29
March
2021
|
14:59
Asia/Singapore

To Take Singapore's Rail System to the Next Level, He Started by Upgrading Himself

Meet SITizen Lim Puay Keat from the Sustainable Infrastructure Engineering (Land) programme.

SIT20_1508_SITIzen_Puaykeat_960x540

When Lim Puay Keat graduated with a diploma in Electrical and Electronic Engineering from a local polytechnic, he had scored well enough to land a place in a university.

Yet, life had other plans. To help support his family, he had to forgo his dreams of furthering his education. Thanks to the recommendation of a friend, he landed a job as an assistant engineer at the Land Transport Authority’s (LTA) Rolling Stock and Depot Equipment Engineering (RDE) department.

Undeterred, he decided to focus his energy on learning the ropes of the rail industry and understanding the inner workings of Singapore’s state-of-the-art transportation sector.

Life's unexpected turns had done little to dampen his dreams of attending university. If anything, they intensified it. Five years into his job, he got promoted to the role of engineer - a position usually reserved for employees who hold a university qualification. Years of hard work and perseverance had finally paid off.

Yet, he wasn’t satisfied. “As an engineer, I want to have the necessary skills and knowledge to be able to go beyond what is required of me,” said the 30-year-old.

“Upgrading myself allows me to learn more about my industry so that I can serve my company and the country’s transport network better.”

To become the best, he knew he had to join the best. He decided to sign up for SIT’s Sustainable Infrastructure Engineering (Land) degree programme to upskill himself. Having overseen engineering maintenance and quality control at LTA for almost five years, Puay Keat had always been keen to find out how the principles of mechanics — namely space, time, mass and force — affected rolling stocks and railways.

With the degree programme’s keen focus on fundamental engineering disciplines like railway, mechanical, electrical, and electronic engineering, he knew this was the right path forward.

An eye on the future

SIT’s emphasis on the work-learn continuum spoke to working professionals like Puay Keat, who seek to future-proof their skills.

“The applied learning pedagogy and in-depth curriculum were huge factors in my decision, but it was SIT’s focus on continuous reskilling and development that stood out for me.”

The best part about the Sustainable Infrastructure Engineering (Land) degree programme, he added, is its direct relevance to his work.

For example, the mechanics engineering module imparts knowledge on how to predict the effects of force and motion while showcasing the creative design functions of engineering. These design principles, he believes, will help him take on greater responsibilities in the workplace in areas like train design and conceptualising in the future.

“What I am learning currently helps provide a firm foundation for the future. Ultimately, my time at SIT will help me build upon my existing skillset and prepare me for the evolution of the industry.”

 

Smarter, safer travels

With smart technology driving the future of transportation, Puay Keat aims to improve innovation in railway maintenance systems by tapping information and communication technology.

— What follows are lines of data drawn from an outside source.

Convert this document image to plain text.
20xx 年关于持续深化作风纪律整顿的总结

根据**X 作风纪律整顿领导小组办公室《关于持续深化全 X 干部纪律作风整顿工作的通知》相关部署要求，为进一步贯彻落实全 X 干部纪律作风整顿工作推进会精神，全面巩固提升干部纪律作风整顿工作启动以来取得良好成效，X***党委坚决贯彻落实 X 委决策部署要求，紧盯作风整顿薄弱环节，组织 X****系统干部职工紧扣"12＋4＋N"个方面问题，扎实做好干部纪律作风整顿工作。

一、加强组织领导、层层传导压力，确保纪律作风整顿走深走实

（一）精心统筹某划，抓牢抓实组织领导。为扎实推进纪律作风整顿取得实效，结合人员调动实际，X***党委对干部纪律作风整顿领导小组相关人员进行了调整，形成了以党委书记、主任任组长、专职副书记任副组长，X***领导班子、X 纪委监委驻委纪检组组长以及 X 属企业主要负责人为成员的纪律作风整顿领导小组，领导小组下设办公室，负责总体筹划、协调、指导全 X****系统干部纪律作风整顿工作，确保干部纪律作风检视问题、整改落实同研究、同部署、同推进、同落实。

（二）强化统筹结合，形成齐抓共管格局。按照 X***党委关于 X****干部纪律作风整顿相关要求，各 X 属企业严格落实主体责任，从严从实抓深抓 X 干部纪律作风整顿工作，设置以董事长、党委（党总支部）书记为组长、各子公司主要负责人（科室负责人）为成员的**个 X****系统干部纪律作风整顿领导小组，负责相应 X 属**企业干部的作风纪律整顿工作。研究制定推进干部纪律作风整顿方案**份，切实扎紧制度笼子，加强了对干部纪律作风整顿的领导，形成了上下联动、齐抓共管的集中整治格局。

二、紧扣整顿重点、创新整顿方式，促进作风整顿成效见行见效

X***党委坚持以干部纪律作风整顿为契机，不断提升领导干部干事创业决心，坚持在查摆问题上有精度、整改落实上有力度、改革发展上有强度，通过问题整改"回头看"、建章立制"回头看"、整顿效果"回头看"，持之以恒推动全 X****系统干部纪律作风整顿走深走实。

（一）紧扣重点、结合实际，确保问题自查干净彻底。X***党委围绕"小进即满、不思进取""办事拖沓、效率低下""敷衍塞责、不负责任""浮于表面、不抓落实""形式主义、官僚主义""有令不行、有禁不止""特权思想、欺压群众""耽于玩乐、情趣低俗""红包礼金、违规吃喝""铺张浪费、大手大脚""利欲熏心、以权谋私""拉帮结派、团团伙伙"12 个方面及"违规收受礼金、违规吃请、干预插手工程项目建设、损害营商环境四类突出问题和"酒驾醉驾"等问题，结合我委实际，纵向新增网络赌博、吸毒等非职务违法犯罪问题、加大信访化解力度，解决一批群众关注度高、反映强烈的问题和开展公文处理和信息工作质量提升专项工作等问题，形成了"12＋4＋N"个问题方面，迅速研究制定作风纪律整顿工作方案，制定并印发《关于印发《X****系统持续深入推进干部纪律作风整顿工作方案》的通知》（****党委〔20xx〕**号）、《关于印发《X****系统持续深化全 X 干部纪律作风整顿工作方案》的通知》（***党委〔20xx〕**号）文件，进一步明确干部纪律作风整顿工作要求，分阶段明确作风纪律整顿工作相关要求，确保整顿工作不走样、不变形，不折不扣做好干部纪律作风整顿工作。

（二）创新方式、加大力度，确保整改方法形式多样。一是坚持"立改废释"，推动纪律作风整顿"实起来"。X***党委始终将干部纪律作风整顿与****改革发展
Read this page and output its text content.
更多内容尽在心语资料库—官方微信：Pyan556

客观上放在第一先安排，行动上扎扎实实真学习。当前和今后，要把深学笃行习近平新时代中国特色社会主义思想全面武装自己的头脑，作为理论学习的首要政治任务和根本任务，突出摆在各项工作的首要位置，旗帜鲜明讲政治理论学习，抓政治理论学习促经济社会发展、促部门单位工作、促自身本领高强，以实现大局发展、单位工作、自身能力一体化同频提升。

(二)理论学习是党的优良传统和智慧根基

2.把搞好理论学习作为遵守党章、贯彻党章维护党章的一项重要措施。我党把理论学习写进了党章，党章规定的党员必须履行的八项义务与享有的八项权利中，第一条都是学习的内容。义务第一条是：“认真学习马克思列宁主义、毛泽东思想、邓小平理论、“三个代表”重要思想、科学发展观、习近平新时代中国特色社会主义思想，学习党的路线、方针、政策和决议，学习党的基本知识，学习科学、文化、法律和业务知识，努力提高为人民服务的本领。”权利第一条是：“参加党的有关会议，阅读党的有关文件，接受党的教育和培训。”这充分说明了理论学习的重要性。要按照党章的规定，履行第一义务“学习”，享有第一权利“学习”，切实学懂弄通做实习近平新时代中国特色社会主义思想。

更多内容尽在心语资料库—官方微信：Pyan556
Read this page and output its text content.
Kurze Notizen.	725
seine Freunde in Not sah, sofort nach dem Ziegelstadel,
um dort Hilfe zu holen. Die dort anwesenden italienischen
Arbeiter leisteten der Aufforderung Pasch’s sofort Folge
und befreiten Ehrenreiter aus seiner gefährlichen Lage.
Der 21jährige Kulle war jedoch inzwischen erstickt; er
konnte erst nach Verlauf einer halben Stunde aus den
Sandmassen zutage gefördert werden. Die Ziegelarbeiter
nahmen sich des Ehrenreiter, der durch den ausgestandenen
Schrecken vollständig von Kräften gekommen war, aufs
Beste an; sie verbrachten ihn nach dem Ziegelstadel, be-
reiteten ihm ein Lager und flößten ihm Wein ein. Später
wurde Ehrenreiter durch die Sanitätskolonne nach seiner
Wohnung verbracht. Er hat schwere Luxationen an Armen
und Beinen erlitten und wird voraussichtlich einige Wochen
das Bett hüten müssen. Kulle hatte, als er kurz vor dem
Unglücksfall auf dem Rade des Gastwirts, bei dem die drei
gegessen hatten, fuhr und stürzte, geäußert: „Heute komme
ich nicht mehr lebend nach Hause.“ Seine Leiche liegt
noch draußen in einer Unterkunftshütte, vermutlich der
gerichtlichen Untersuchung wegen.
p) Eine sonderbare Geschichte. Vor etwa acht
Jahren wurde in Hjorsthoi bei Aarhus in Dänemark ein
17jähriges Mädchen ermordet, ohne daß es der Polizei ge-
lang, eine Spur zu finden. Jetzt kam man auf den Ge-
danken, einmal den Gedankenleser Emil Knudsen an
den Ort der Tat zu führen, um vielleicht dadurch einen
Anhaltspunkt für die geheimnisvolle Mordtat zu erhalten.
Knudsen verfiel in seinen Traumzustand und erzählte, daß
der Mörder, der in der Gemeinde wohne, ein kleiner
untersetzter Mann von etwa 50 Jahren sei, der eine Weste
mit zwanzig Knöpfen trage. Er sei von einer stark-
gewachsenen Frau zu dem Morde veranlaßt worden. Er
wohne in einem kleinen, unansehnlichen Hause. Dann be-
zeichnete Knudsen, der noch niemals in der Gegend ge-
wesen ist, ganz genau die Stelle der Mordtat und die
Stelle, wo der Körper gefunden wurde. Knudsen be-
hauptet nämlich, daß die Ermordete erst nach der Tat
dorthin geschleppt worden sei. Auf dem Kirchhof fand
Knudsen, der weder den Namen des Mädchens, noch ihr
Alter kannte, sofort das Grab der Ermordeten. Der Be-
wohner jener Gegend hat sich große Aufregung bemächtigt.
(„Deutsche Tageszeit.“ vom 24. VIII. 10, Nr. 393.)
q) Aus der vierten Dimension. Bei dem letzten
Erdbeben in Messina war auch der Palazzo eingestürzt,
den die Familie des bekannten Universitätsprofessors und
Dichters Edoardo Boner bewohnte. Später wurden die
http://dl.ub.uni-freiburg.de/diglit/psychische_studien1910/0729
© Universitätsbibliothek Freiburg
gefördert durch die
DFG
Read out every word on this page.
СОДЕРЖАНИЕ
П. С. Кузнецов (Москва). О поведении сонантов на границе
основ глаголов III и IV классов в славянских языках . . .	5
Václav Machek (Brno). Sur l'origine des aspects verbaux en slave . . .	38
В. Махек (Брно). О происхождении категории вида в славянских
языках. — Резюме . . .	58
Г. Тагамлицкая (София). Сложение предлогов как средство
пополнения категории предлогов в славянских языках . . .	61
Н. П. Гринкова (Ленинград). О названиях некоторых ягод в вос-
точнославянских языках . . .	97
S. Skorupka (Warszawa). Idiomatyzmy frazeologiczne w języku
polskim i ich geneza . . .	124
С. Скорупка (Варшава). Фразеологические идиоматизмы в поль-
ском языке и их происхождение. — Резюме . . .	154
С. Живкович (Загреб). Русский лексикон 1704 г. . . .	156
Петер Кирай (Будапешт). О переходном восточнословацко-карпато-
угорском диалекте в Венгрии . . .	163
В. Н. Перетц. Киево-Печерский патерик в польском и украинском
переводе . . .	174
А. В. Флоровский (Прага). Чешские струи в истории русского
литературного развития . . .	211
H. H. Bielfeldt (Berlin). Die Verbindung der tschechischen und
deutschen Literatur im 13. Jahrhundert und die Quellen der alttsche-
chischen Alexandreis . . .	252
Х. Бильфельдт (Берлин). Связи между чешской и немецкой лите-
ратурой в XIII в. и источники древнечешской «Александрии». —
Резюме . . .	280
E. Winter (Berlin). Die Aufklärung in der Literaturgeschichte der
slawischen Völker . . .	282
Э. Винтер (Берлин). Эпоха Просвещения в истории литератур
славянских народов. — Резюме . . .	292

By incorporating IoT and big data-related technologies, he hopes to make the industry safer and smarter for both operators and passengers.

Developed in consultation with key industry stakeholders, the programme paves the way for a more directed, industry-oriented approach by allowing students to immerse themselves in the land transport industry when they embark on their Integrated Work Study Programme (IWSP) with established organisations. These include LTA, SMRT, SBS Transit, Singapore Technologies, and railway suppliers.

“To be able to contribute to the country’s transport network is a huge privilege for me. By upgrading myself at a respected and industry-focused university like SIT, I am confident that I can make a difference,” he said.